Harry Targ
Reddit
"Workers of the world, unite! You have nothing
to lose but your chains!". Karl Marx
“Comedians
of the world unite. You have nothing to lose but your jokes.” Harry
Targ
(Richard Pryor on racism and capitalism:
https://www.youtube.com/shorts/TCFfmecFYpw)
The twenty-first century is strange. Most of the modest social benefits provided by many governments are being reversed. Contrary to expectations in a “post-Cold War” world, violence has increased and competition between Cold War adversaries continues. And to quote from Vijay Prashad, we are living in an “age of cruelty.” We are helpless observers as a holocaust is being perpetrated on the people in Gaza. And while a police state is rounding up “illegals,” convicted felons are being pardoned, (and some elected or appointed to office), masses of people are hitting the streets to protest virtually all these egregious immoralities perpetrated by ruling classes and political elites. And it has gotten to the point with these horrific developments that we must look to comedians to save us.
And before
we look askance at a defense of comedians, we should recognize that they
historically have stimulated us to think about the human condition. Paradoxically
profit and criticism have over the years conflicted. In the post World War Two
period a panoply of comedians have surfaced who generated popularity and
profit, and at the same time challenged the
evils of capitalism, war-making, class antagonisms, racism, and patriarchy.
For those of
us growing up in the fifties Tom Lehrer was cheerfully accessible while
communicating ideas about atomic war, hate, and militarism. And while Lenny
Bruce was too acerbic for some he spawned subsequent generations of very
radical comedic talents including George Carlin, Richard Pryor, and Lily
Tomlin. And then radical/political humor became mainstreamed on television
including Saturday Night Live, the Daily Show and the John Oliver program.

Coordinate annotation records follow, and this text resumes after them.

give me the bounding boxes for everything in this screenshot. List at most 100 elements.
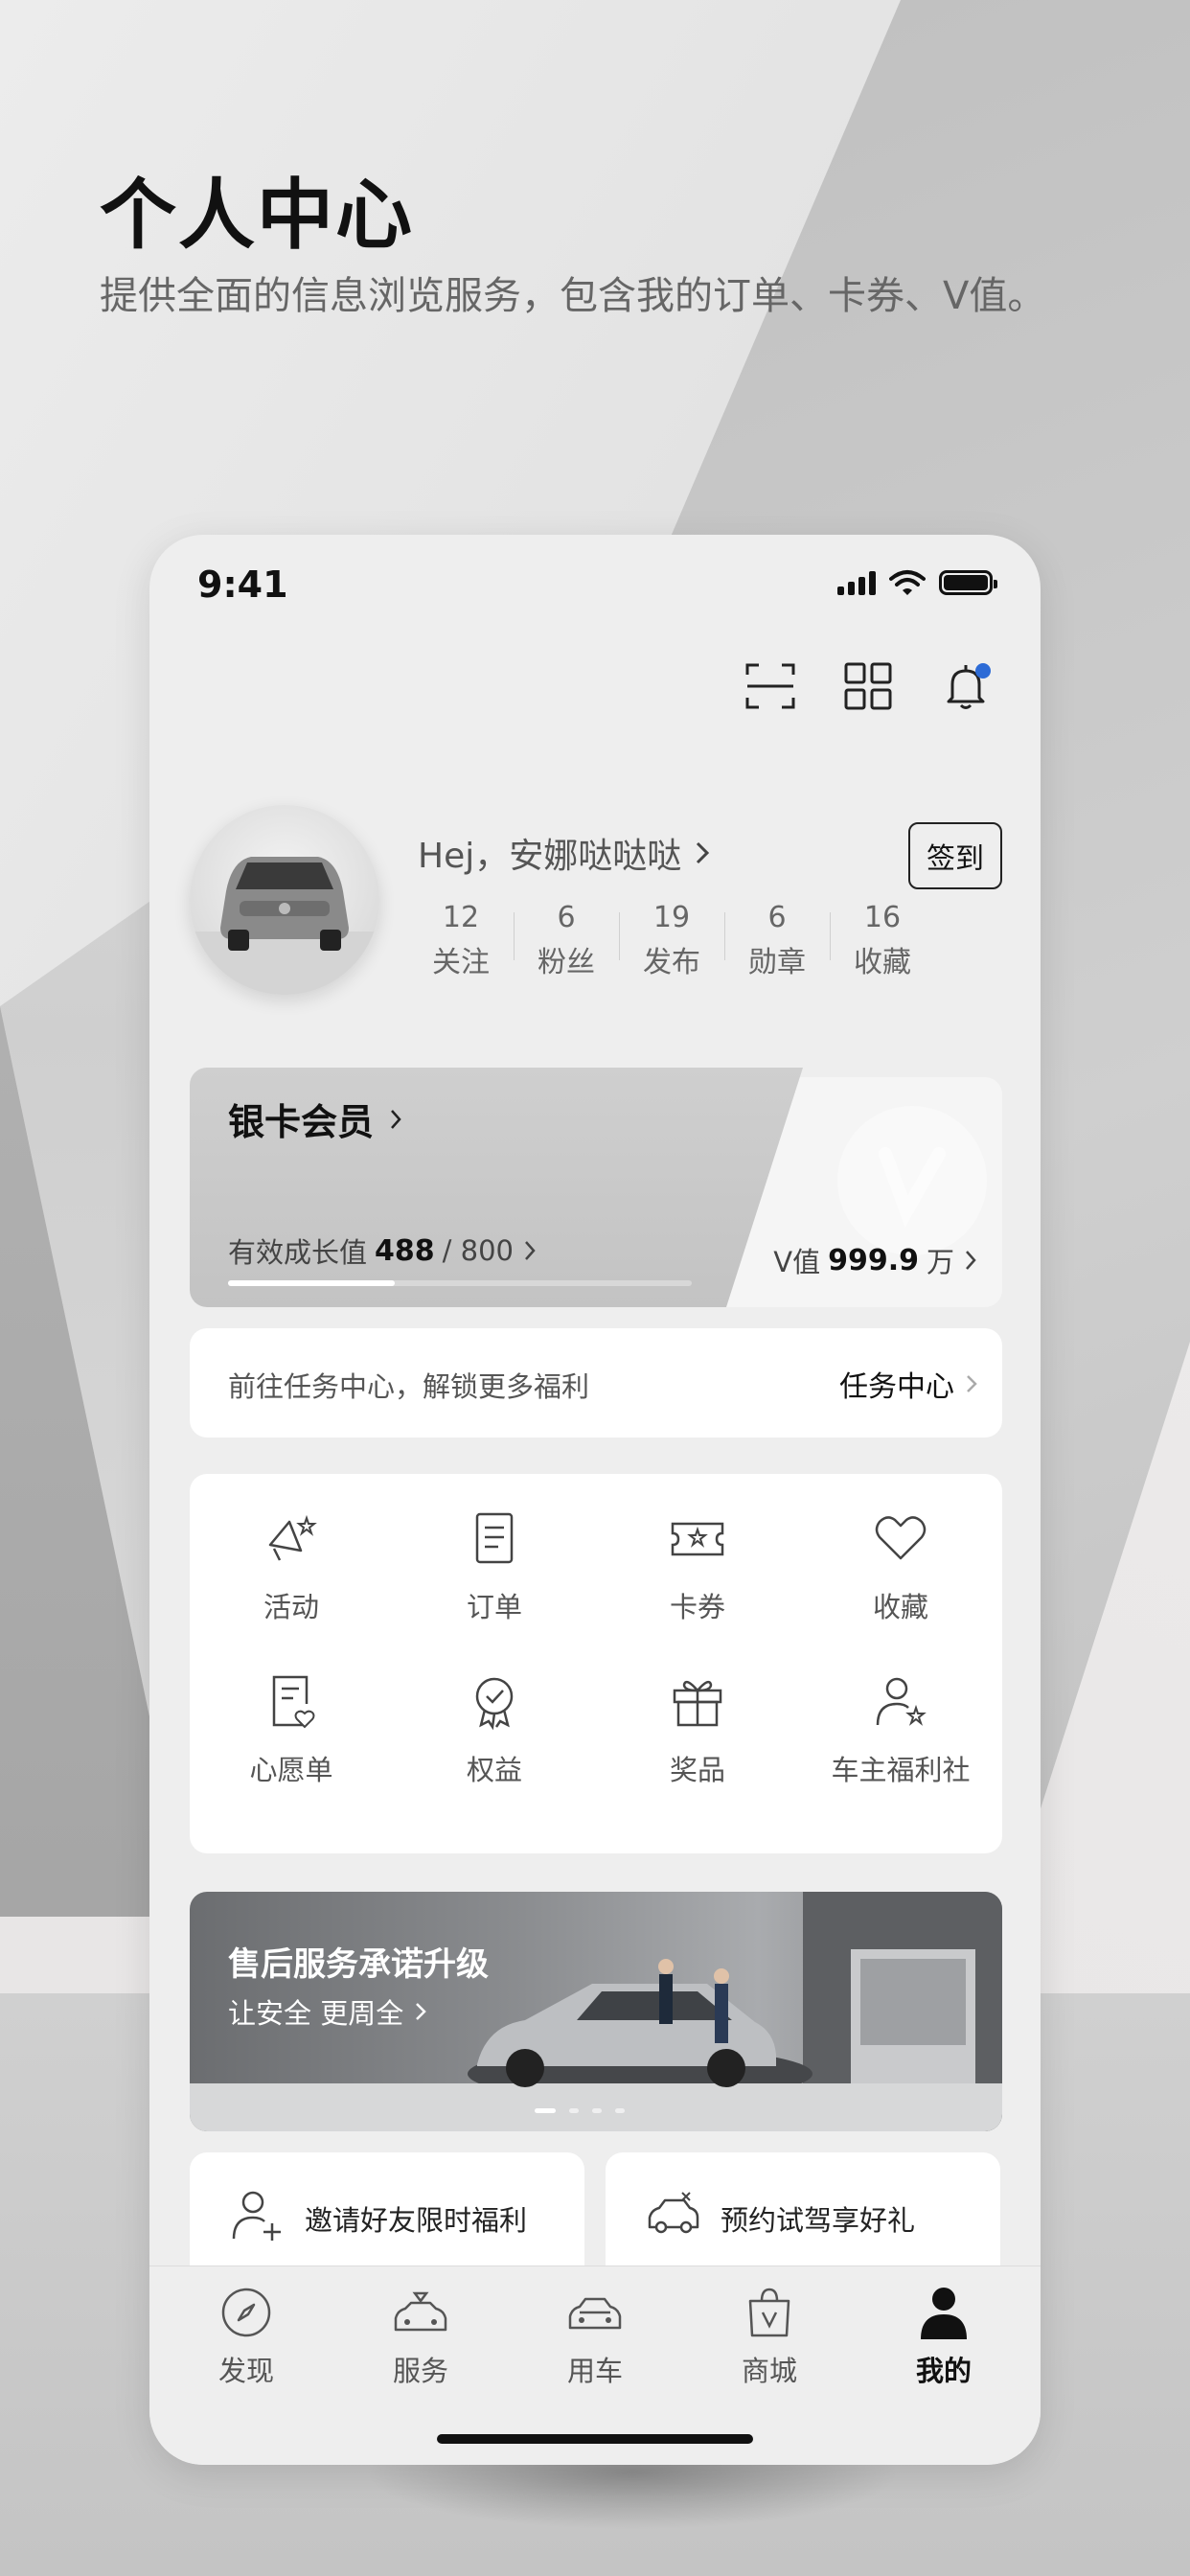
v-value-number: 999.9	[828, 1243, 919, 1277]
stat-label: 发布	[643, 946, 700, 979]
phone-screen: 9:41 Hej，安娜哒哒哒 签到 12 关注 6 粉丝 19 发布 6 勋章 …	[149, 535, 1041, 2465]
profile-stats: 12 关注 6 粉丝 19 发布 6 勋章 16 收藏	[408, 901, 935, 980]
car-avatar-image	[190, 857, 379, 995]
chevron-right-icon	[391, 1109, 401, 1129]
stat-number: 19	[652, 901, 691, 934]
growth-progress-fill	[228, 1280, 396, 1286]
service-car-icon	[394, 2291, 447, 2332]
tab-car[interactable]: 用车	[523, 2284, 667, 2389]
grid-item-label: 活动	[263, 1591, 319, 1623]
stat-posts[interactable]: 19 发布	[619, 901, 724, 980]
tab-label: 我的	[915, 2355, 972, 2387]
grid-item-label: 卡券	[669, 1591, 725, 1623]
feature-grid: 活动 订单 卡券 收藏 心愿单 权益 奖品 车主福利社	[190, 1508, 1002, 1788]
badge-check-icon	[475, 1677, 514, 1731]
grid-item-orders[interactable]: 订单	[393, 1508, 596, 1625]
stat-number: 6	[767, 901, 787, 934]
v-logo-icon	[837, 1106, 987, 1255]
growth-label: 有效成长值	[228, 1236, 368, 1269]
task-center-row[interactable]: 前往任务中心，解锁更多福利 任务中心	[190, 1328, 1002, 1438]
growth-total: / 800	[442, 1234, 514, 1267]
v-value-unit: 万	[926, 1246, 954, 1278]
person-icon	[921, 2288, 967, 2339]
carousel-dots	[535, 2108, 625, 2113]
wishlist-icon	[272, 1675, 315, 1729]
tab-mine[interactable]: 我的	[872, 2284, 1016, 2389]
carousel-dot[interactable]	[569, 2108, 579, 2113]
chevron-right-icon	[416, 2003, 426, 2020]
grid-item-label: 车主福利社	[831, 1754, 971, 1786]
member-title[interactable]: 银卡会员	[228, 1092, 404, 1145]
invite-user-icon	[232, 2191, 281, 2241]
chevron-right-icon	[525, 1241, 536, 1260]
tab-label: 发现	[217, 2355, 274, 2387]
grid-item-prizes[interactable]: 奖品	[596, 1671, 799, 1788]
v-value-label: V值	[773, 1246, 821, 1278]
tab-mall[interactable]: 商城	[698, 2284, 841, 2389]
growth-number: 488	[375, 1233, 435, 1268]
car-icon	[568, 2297, 622, 2330]
stat-label: 关注	[432, 946, 490, 979]
status-icons	[837, 569, 997, 596]
compass-icon	[221, 2288, 271, 2337]
growth-value[interactable]: 有效成长值 488 / 800	[228, 1230, 538, 1271]
heart-icon	[875, 1516, 927, 1560]
grid-item-label: 心愿单	[249, 1754, 333, 1786]
grid-item-owner-club[interactable]: 车主福利社	[799, 1671, 1002, 1788]
carousel-dot[interactable]	[535, 2108, 556, 2113]
service-banner[interactable]: 售后服务承诺升级 让安全 更周全	[190, 1892, 1002, 2131]
grid-item-favorites[interactable]: 收藏	[799, 1508, 1002, 1625]
promo-label: 邀请好友限时福利	[305, 2204, 528, 2237]
member-card[interactable]: V值 999.9 万 银卡会员 有效成长值 488 / 800	[190, 1068, 1002, 1307]
grid-item-coupons[interactable]: 卡券	[596, 1508, 799, 1625]
grid-item-label: 订单	[466, 1591, 522, 1623]
top-actions	[744, 659, 993, 713]
tab-label: 用车	[566, 2355, 623, 2387]
task-text: 前往任务中心，解锁更多福利	[228, 1370, 590, 1403]
stat-medals[interactable]: 6 勋章	[724, 901, 830, 980]
v-value[interactable]: V值 999.9 万	[773, 1240, 979, 1280]
growth-progress-bar	[228, 1280, 692, 1286]
grid-item-label: 收藏	[872, 1591, 928, 1623]
stat-favorites[interactable]: 16 收藏	[830, 901, 935, 980]
tab-label: 服务	[392, 2355, 448, 2387]
stat-number: 6	[557, 901, 576, 934]
scan-icon[interactable]	[744, 659, 797, 713]
test-drive-car-icon	[648, 2192, 699, 2234]
grid-item-label: 权益	[466, 1754, 522, 1786]
stat-fans[interactable]: 6 粉丝	[514, 901, 619, 980]
coupon-ticket-icon	[671, 1522, 724, 1556]
battery-icon	[939, 570, 997, 595]
home-indicator[interactable]	[437, 2434, 753, 2444]
greeting-text: Hej，安娜哒哒哒	[418, 837, 682, 876]
hero-title: 个人中心	[100, 171, 414, 260]
avatar[interactable]	[190, 805, 379, 995]
stat-number: 16	[863, 901, 902, 934]
banner-title: 售后服务承诺升级	[228, 1945, 489, 1984]
signin-button[interactable]: 签到	[908, 822, 1002, 889]
hero-subtitle: 提供全面的信息浏览服务，包含我的订单、卡券、V值。	[100, 274, 1046, 318]
tab-service[interactable]: 服务	[349, 2284, 492, 2389]
grid-item-wishlist[interactable]: 心愿单	[190, 1671, 393, 1788]
qr-grid-icon[interactable]	[841, 659, 895, 713]
stat-follow[interactable]: 12 关注	[408, 901, 514, 980]
chevron-right-icon	[967, 1375, 977, 1392]
tab-discover[interactable]: 发现	[174, 2284, 318, 2389]
chevron-right-icon	[966, 1251, 976, 1270]
feature-grid-card: 活动 订单 卡券 收藏 心愿单 权益 奖品 车主福利社	[190, 1474, 1002, 1853]
carousel-dot[interactable]	[592, 2108, 602, 2113]
notification-dot	[975, 663, 991, 678]
task-link-label: 任务中心	[839, 1370, 954, 1404]
bell-icon[interactable]	[939, 659, 993, 713]
carousel-dot[interactable]	[615, 2108, 625, 2113]
task-center-link[interactable]: 任务中心	[839, 1363, 979, 1405]
grid-item-label: 奖品	[669, 1754, 725, 1786]
megaphone-star-icon	[268, 1514, 317, 1561]
grid-item-activity[interactable]: 活动	[190, 1508, 393, 1625]
grid-item-benefits[interactable]: 权益	[393, 1671, 596, 1788]
chevron-right-icon	[697, 841, 710, 864]
tab-label: 商城	[741, 2355, 797, 2387]
member-level: 银卡会员	[228, 1101, 375, 1143]
greeting[interactable]: Hej，安娜哒哒哒	[418, 828, 712, 878]
stat-label: 粉丝	[538, 946, 595, 979]
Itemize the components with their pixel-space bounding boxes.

Television series such as MASH critiqued war, Other programs, some funny and
some serious, analyzed commercialism, greed, ruling classes, and racism.
So now in a period where democratic discourse is more threatened than ever, even more than the McCarthy era of the 1950s, fascist sectors of the ruling class, after attacking the universities, the media, protesters, and “foreigners,” are targeting the comedians, the last refuge of deep criticism of the US political economy.
As we rise to defend academic freedom in the universities, vibrant
curricula in K- twelve educational institutions, the right to protest
(and vote) and independent media, we cannot forget the comedians. Historically,
they have communicated radical ideas to larger sections of the population than many others who have resisted monopoly capitalism and war.